Saturday Softplay is something that we do quite regularly, this week we went to the local leisure centre for a session that is ran by a small local club for disabled children.
As usual he went straight for the smaller, quieter bouncy castle and started bouncing away quite happily, leaving me to have a hot cup of tea, which I have to admit that was quite nice.
Then he decided that he would get inside one of the pieces of softplay. He loves small spaces so often when he gets into a space like this he wants to stay there.
But this is when the trouble started, other children also like this particular piece of softplay, and as he can’t talk he can’t tell them to leave him alone and he is vulnerable to being pushed around.
Some girls came up and tried sitting on the edge and gradually pushing him out of it, K stood his ground and stayed inside the hole in the middle, they soon lost interest and went away.

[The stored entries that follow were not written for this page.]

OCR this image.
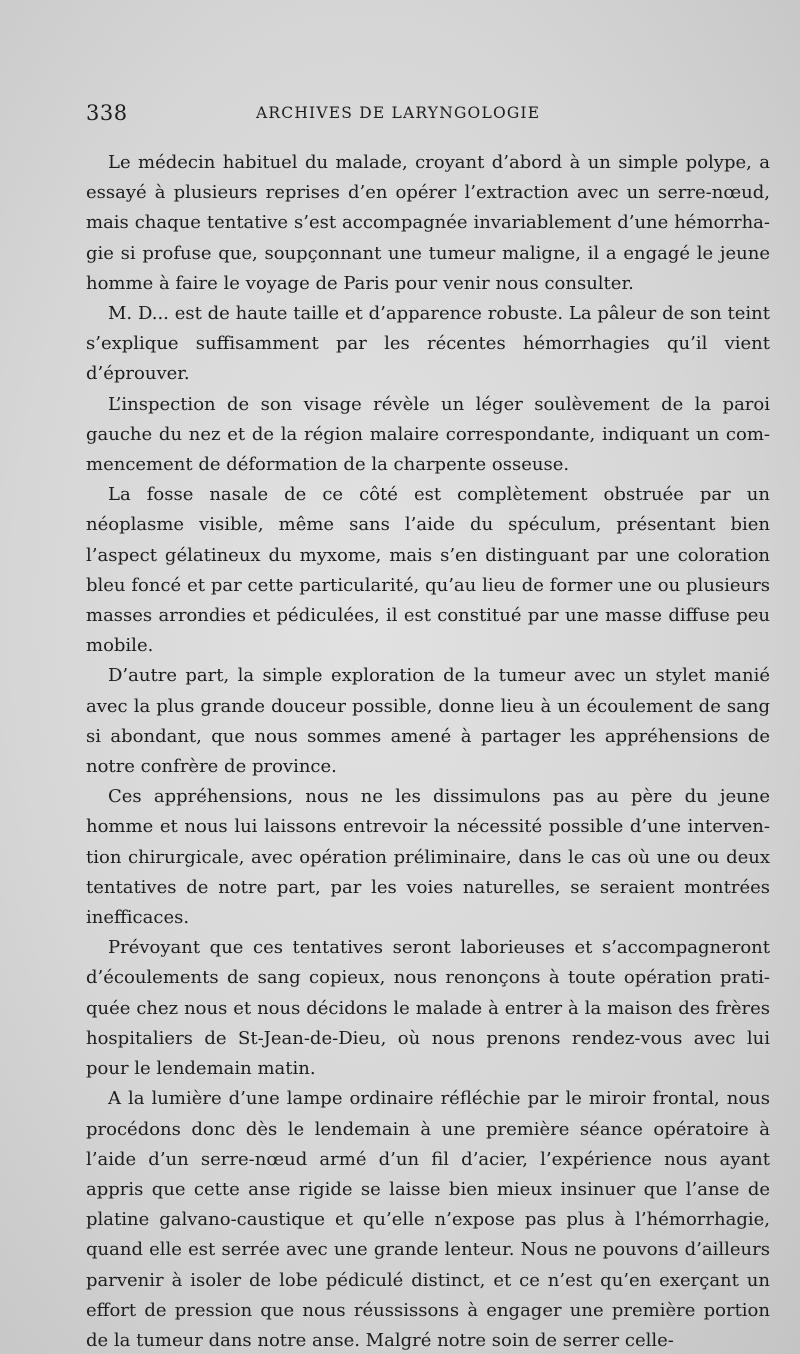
338	ARCHIVES DE LARYNGOLOGIE

Le médecin habituel du malade, croyant d’abord à un simple polype, a essayé à plusieurs reprises d’en opérer l’extraction avec un serre-nœud, mais chaque tentative s’est accompagnée invariablement d’une hémorrhagie si profuse que, soupçonnant une tumeur maligne, il a engagé le jeune homme à faire le voyage de Paris pour venir nous consulter.

M. D... est de haute taille et d’apparence robuste. La pâleur de son teint s’explique suffisamment par les récentes hémorrhagies qu’il vient d’éprouver.

L’inspection de son visage révèle un léger soulèvement de la paroi gauche du nez et de la région malaire correspondante, indiquant un commencement de déformation de la charpente osseuse.

La fosse nasale de ce côté est complètement obstruée par un néoplasme visible, même sans l’aide du spéculum, présentant bien l’aspect gélatineux du myxome, mais s’en distinguant par une coloration bleu foncé et par cette particularité, qu’au lieu de former une ou plusieurs masses arrondies et pédiculées, il est constitué par une masse diffuse peu mobile.

D’autre part, la simple exploration de la tumeur avec un stylet manié avec la plus grande douceur possible, donne lieu à un écoulement de sang si abondant, que nous sommes amené à partager les appréhensions de notre confrère de province.

Ces appréhensions, nous ne les dissimulons pas au père du jeune homme et nous lui laissons entrevoir la nécessité possible d’une intervention chirurgicale, avec opération préliminaire, dans le cas où une ou deux tentatives de notre part, par les voies naturelles, se seraient montrées inefficaces.

Prévoyant que ces tentatives seront laborieuses et s’accompagneront d’écoulements de sang copieux, nous renonçons à toute opération pratiquée chez nous et nous décidons le malade à entrer à la maison des frères hospitaliers de St-Jean-de-Dieu, où nous prenons rendez-vous avec lui pour le lendemain matin.

A la lumière d’une lampe ordinaire réfléchie par le miroir frontal, nous procédons donc dès le lendemain à une première séance opératoire à l’aide d’un serre-nœud armé d’un fil d’acier, l’expérience nous ayant appris que cette anse rigide se laisse bien mieux insinuer que l’anse de platine galvano-caustique et qu’elle n’expose pas plus à l’hémorrhagie, quand elle est serrée avec une grande lenteur. Nous ne pouvons d’ailleurs parvenir à isoler de lobe pédiculé distinct, et ce n’est qu’en exerçant un effort de pression que nous réussissons à engager une première portion de la tumeur dans notre anse. Malgré notre soin de serrer celle-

Then a boy came over who was much bigger than K and pushed the piece with K still inside, and flipped it over to tip him out. When K followed him as he wanted to get back inside, the boy pushed him away using pieces of play equipment to push him back, banging him on the head with it and knocking him over.
I can only assume that this other child’s parents were paying no attention. I know that if it was my child doing this I would have intervened, there is a big difference between rough and tumble and picking on a child that is smaller than you are.
So I got up and told him that he should not be pushing around children that are much smaller than he is, that I would be watching and that I would be speaking to his Mum if he carried on with what he was doing..
The boy apologised and moved away letting K continue to play as he was before he had been disturbed. The boys parents never came over to see what had happened so I assume they still weren’t paying any attention. The workers from the leisure centre did apologise for not intervening sooner.
This is exactly why I have insisted that K has fulltime 1:1 at school and that this 1:1 supervision includes playtimes and lunchtimes as I feel that it is these free play times when the children are not being fully supervised that he is the most vulnerable to bullying and this kind of behaviour.